Bundestagsrede von 16.05.2013

Schienengüterverkehr

Dr. Valerie Wilms (BÜNDNIS 90/DIE GRÜNEN):

Ich hatte bereits in meiner ersten Rede gesagt, dass wir Grünen das Gesetz grundsätzlich begrüßen. An meiner Einschätzung hat sich im Laufe der Beratung nichts geändert, aber ich möchte gern die mir wichtigen Punkte noch einmal nennen.

Mit dem Gesetz erkennt die Bundesregierung die sich wandelnden Verhältnisse im Schienengüterverkehr endlich an: In den letzten 15 Jahren haben sich Wettbewerber der Deutschen Bahn ein Viertel des Marktes erobert und tragen wesentlich zur Verlagerung des Güterverkehrs von der Straße auf die Schiene bei. Deswegen ist es konsequent, diese wichtigen -Akteure des Gütertransports beim Bau und Erhalt ihrer Infrastruktur zu unterstützen. Die vorgesehenen 25 Millionen Euro müssten aber nach unserer Auffassung – daran hat sich nichts geändert – verdoppelt werden.

Das Gesetz wurde im Laufe der Beratung verbessert. Hatte es zu Beginn im November 2012 noch einige Ungenauigkeiten gegeben, konnten diese nach Stellungnahmen der Verbände und nach der Beratung im Bundesrat verbessert werden. Damit wurde der Kreis der nutznießenden Unternehmen ausgeweitet. Wir müssen jetzt sehen, wie die Mittel von den nicht bundeseigenen Bahnen genutzt werden. Wichtig bleibt dabei, dass sich die Nutzung der Gleise und Anlagen in ein schlüssiges Gesamtkonzept einfügt. Bei der Mittelvergabe muss darauf geachtet werden, dass nicht einfach nur der Erste das Geld bekommt und losbauen darf. Wir brauchen sinnvolle Kriterien, nach denen die Mittel vergeben werden. Es muss darauf ankommen, wer den größten Effekt für das Gesamtnetz erzielen kann.
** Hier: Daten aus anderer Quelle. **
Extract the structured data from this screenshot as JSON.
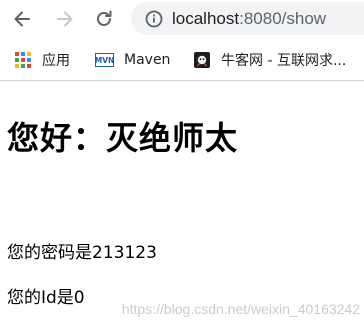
{
  "browser": {
    "url_host": "localhost",
    "url_rest": ":8080/show",
    "icons": {
      "back": "back-arrow-icon",
      "forward": "forward-arrow-icon",
      "reload": "reload-icon",
      "site_info": "info-icon"
    }
  },
  "bookmarks": [
    {
      "label": "应用",
      "icon": "apps-grid-icon"
    },
    {
      "label": "Maven",
      "icon": "maven-icon"
    },
    {
      "label": "牛客网 - 互联网求...",
      "icon": "nowcoder-icon"
    }
  ],
  "page": {
    "greeting": "您好：灭绝师太",
    "password_line": "您的密码是213123",
    "id_line": "您的Id是0"
  },
  "watermark": "https://blog.csdn.net/weixin_40163242"
}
Es ist weiterhin mehr als fraglich, ob das diese Bundesregierung leisten kann oder leisten will. Dazu wäre ein Bundesmobilitätsplan notwendig, der Investitionen in die Zukunft des Verkehrs zusammen betrachtet und Wert darauf legt, wie sich unterschiedliche Verkehrsträger gegenseitig sinnvoll ergänzen. Dazu wäre es zum Beispiel notwendig, alle Verkehrsinvestitionen kritisch unter die Lupe zu nehmen. Wir müssten einmal neutral bewerten lassen, wie die unterschiedlichen Förderungen und Investitionen im Verkehrshaushalt aufeinander abgestimmt sind. Wir müssten prüfen, wie sie sich ergänzen, überschneiden oder auch widersprechen. Ich vermute, dass das sehr aufschlussreich sein könnte und wir mit klarerem Blick erkennen können, wie wir unsere Mittel viel zielgenauer einsetzen könnten.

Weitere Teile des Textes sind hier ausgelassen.